The grant was developed to foster and promote the integration of virtual worlds into everyday teaching and learning, said Craig Chanoff, Blackboard's senior vice president of client success.
"We wanted to encourage and support our clients who are constantly creating innovative learning environments for their students and the global e-Learning community," he said. "Programs such as Ball State's cutting-edge cinema arts course will offer unique educational opportunities for student engagement and skill development in Blackboard's secure learning environment."
Ball State's IDIAA Cinema Arts Project will combine Blackboard's course management tools, particularly the adaptive release feature, to automate and control access to virtual facilities in Second Life. By combining virtualized equipment and lab capacities with access control, students will have an exploratory learning environment with enough structure to make the Second Life experience comfortable and productive.
"Blackboard and Second Life will provide learning environments to a remote distance education audience and leverage our success in real world new media arts into virtual worlds," said John Fillwalk, director of IDIAA and associate professor of electronic art. "While our students will be the initial benefactors of our cinematography class, the technology that bridges the gap between Second Life and Blackboard will be available to the Blackboard community so other schools will be able to create and deliver their own immersive learning environments."
Through the use of adaptive release, Ball State professors will be able to control, monitor and create assignments according to their evolving student assessment and criteria. The IDIAA Cinema Arts Project will use the Second Life platform to provide students with specific studios within the learning environment through the use of the project's Holodeck tool.
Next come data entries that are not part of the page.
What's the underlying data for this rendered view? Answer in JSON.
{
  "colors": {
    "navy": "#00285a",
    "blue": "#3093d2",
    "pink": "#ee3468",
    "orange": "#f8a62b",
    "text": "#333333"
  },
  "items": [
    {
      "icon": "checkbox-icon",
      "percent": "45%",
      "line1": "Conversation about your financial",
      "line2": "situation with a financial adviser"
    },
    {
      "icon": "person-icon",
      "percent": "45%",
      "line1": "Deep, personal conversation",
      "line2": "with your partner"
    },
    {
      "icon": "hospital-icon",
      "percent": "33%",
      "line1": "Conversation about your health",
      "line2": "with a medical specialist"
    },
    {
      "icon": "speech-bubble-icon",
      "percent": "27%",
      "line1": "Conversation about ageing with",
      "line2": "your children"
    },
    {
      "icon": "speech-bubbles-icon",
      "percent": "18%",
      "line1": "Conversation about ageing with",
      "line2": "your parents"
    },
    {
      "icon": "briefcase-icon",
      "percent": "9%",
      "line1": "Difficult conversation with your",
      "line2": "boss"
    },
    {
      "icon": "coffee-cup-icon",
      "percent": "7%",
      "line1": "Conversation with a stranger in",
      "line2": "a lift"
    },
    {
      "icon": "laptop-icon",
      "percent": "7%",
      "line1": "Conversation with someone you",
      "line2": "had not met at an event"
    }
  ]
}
The projects virtualized equipment is designed to mimic real-world functionality in great detail and allow students to make virtual movies within Second Life.
Additionally, a student union, a large studio and a lounge area in Second Life will provide arenas for students to discuss course issues with peers and faculty and present their artifacts.
The IDIAA Cinema Arts Project was chosen by a panel of academics currently using virtual worlds to improve online learning, including William Brinkman, assistant professor of computer science and systems analysis at Miami University; Bill Moseley, adjunct professor of computer science at Pepperdine University and Bakersfield College; and Theodore Ubhaus, information systems manager at Berkeley College.
"The Blackboard committee selected Ball State University's proposal out of a large and diverse pool of competing submissions because it demonstrated a complete understanding of a virtual world environment," said John Fontaine, senior director of Blackboard's engineering services.